Ladder Logic is one of the five programming languages specified by IEC 61131-3 for PLC programming. It is particularly prevalent in industrial automation due to its graphical representation resembling electrical relay logic diagrams. The ladder logic programming paradigm uses graphical symbols to represent various logical and arithmetic operations, making it an intuitive and widely adopted choice for control systems.

### Standardization of Ladder Logic Symbols

IEC 61131-3 establishes a set of standardized symbols for ladder logic programming to ensure consistency and interoperability across different PLC platforms. These symbols represent different elements and operations within ladder logic diagrams, providing a common language for programmers and engineers involved in industrial automation.

Contact Symbols

- Normally Open Contact

- Normally Closed Contact

Coil Symbols

- Coil (Output)

Function Block Symbols

- Function Block Call

Timer and Counter Symbols

- Timer

- Counter

Arithmetic Operation Symbols

These symbols, when used according to the guidelines outlined in IEC 61131-3, allow for clear and standardized representation of control logic in ladder diagrams.

### Benefits of Referencing IEC 61131-3

Mentioning the specific standard for ladder logic symbols (IEC 61131-3) is beneficial for readers seeking more detailed information on the standardization. This reference serves as a guide for programmers, system integrators, and other stakeholders involved in industrial automation, ensuring a consistent and understandable approach to ladder logic programming across different PLC platforms.
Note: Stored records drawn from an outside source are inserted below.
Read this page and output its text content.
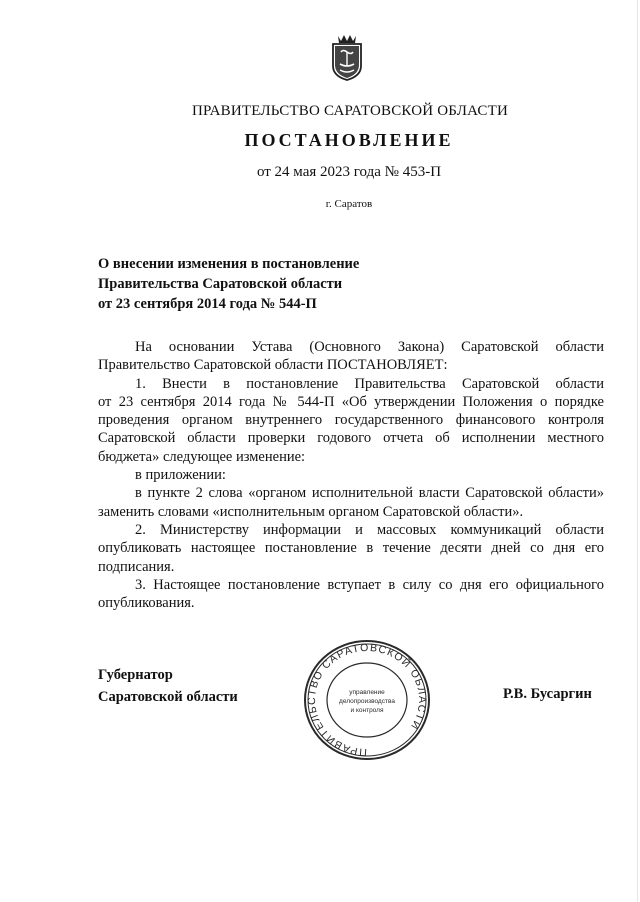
ПРАВИТЕЛЬСТВО САРАТОВСКОЙ ОБЛАСТИ
ПОСТАНОВЛЕНИЕ
от 24 мая 2023 года № 453-П
г. Саратов
О внесении изменения в постановление
Правительства Саратовской области
от 23 сентября 2014 года № 544-П
На основании Устава (Основного Закона) Саратовской области
Правительство Саратовской области ПОСТАНОВЛЯЕТ:
1. Внести в постановление Правительства Саратовской области
от 23 сентября 2014 года № 544-П «Об утверждении Положения о порядке
проведения органом внутреннего государственного финансового контроля
Саратовской области проверки годового отчета об исполнении местного
бюджета» следующее изменение:
в приложении:
в пункте 2 слова «органом исполнительной власти Саратовской области»
заменить словами «исполнительным органом Саратовской области».
2. Министерству информации и массовых коммуникаций области
опубликовать настоящее постановление в течение десяти дней со дня его
подписания.
3. Настоящее постановление вступает в силу со дня его официального
опубликования.
Губернатор
Саратовской области	Р.В. Бусаргин
ПРАВИТЕЛЬСТВО САРАТОВСКОЙ ОБЛАСТИ
управление
делопроизводства
и контроля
## Relay-Based Logic and the Origins of Ladder Logic Symbols

### Historical Context

The evolution of ladder logic symbols can be traced back to the historical use of relay-based logic in control systems. Before the advent of programmable logic controllers (PLCs) and standardized programming languages like those defined in IEC 61131-3, industrial control systems relied heavily on relay logic for automation.

### Relay Logic in Control Systems

Relays, electromechanical switches controlled by an electric current, played a pivotal role in early control systems. These devices were used to open or close electrical circuits based on specific conditions, effectively acting as the building blocks of logical operations. Engineers and technicians would design control circuits using relay logic diagrams, creating complex systems to automate industrial processes.

### Transition to Ladder Logic Symbols

As technology progressed and the need for more sophisticated control systems arose, ladder logic symbols emerged as a graphical representation of relay-based logic. The transition from physical relays to virtualized relay logic in ladder diagrams provided a more accessible and scalable approach to designing and troubleshooting control systems.

### Ladder Logic as a Reapplication of Relay Logic

Ladder logic symbols mimic the visual representation of relay logic diagrams, making it easier for those familiar with relay-based systems to transition into the world of programmable logic controllers. The symbols used in ladder logic, such as normally open and normally closed contacts, coils, timers, and counters, closely resemble the components used in relay logic circuits. This intentional parallelism facilitated a seamless transfer of skills and knowledge from traditional relay-based systems to modern PLC programming.

### Benefits of Understanding Relay-Based Logic

Highlighting the historical context of ladder logic symbols being a reapplication of relay-based logic provides valuable insight for readers unfamiliar with the origins. Understanding the connection between these two concepts allows individuals to appreciate the evolutionary path of industrial automation and the continuity between traditional control systems and contemporary PLC programming.

## Conclusion

The five most used ladder logic symbols are as follows: Normally Open Contact, Normally Closed Contact, Output Energize, Output Latch and Output Unlatch. These five instructions are commonly used in ladder logic for bit manipulation. The first two are conditional instructions that will allow the current to flow depending on the status of the bit. The last three are output instructions that will execute if the logic leading to them is TRUE. They will set the bit to either 0 or 1 depending on the instruction used.